One by one, Kitty’s prostitutes fall. One got pregnant and wanted to keep the baby, but the Germans decided that she was to be eliminated. A girl dies from a seizure, while another takes her life.

Meanwhile, Margherita is now singing a different tune at home and is now defiant against socialist ideals. When Kitty visits her, the two eventually uncover the truth: that the brothel had been monitored all along, and that was how the Wallenberg learned of Hans’ plan to defect. The two hatch a plan to expose Wallenberg.

Armed with a recorder, Margherita seduces Wallenberg and manages to record his revelation that his wife’s grandfather is a Jew, and of his plans to use the secrets of German soldiers to gain power.
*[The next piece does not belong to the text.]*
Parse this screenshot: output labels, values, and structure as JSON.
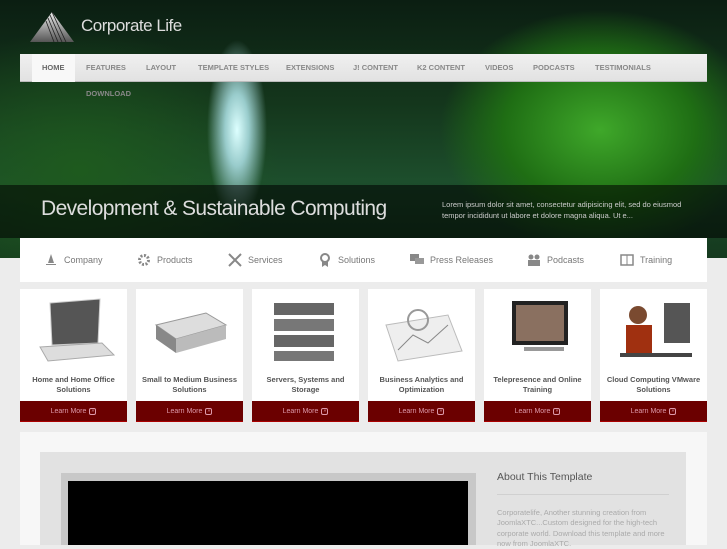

She submits this to a higher ranking officer, who immediately sent orders to eliminate Wallenberg.

Wallenberg is caught in a bath house and shot in the chest. As he lay on the floor naked, bloodied, and dying, Margherita and Kitty toasted to the success of their plans with champagne. But the whorehouse is bombed, sending a shower of a million broken glass, and a thunderous shudder as the walls crumbled around them.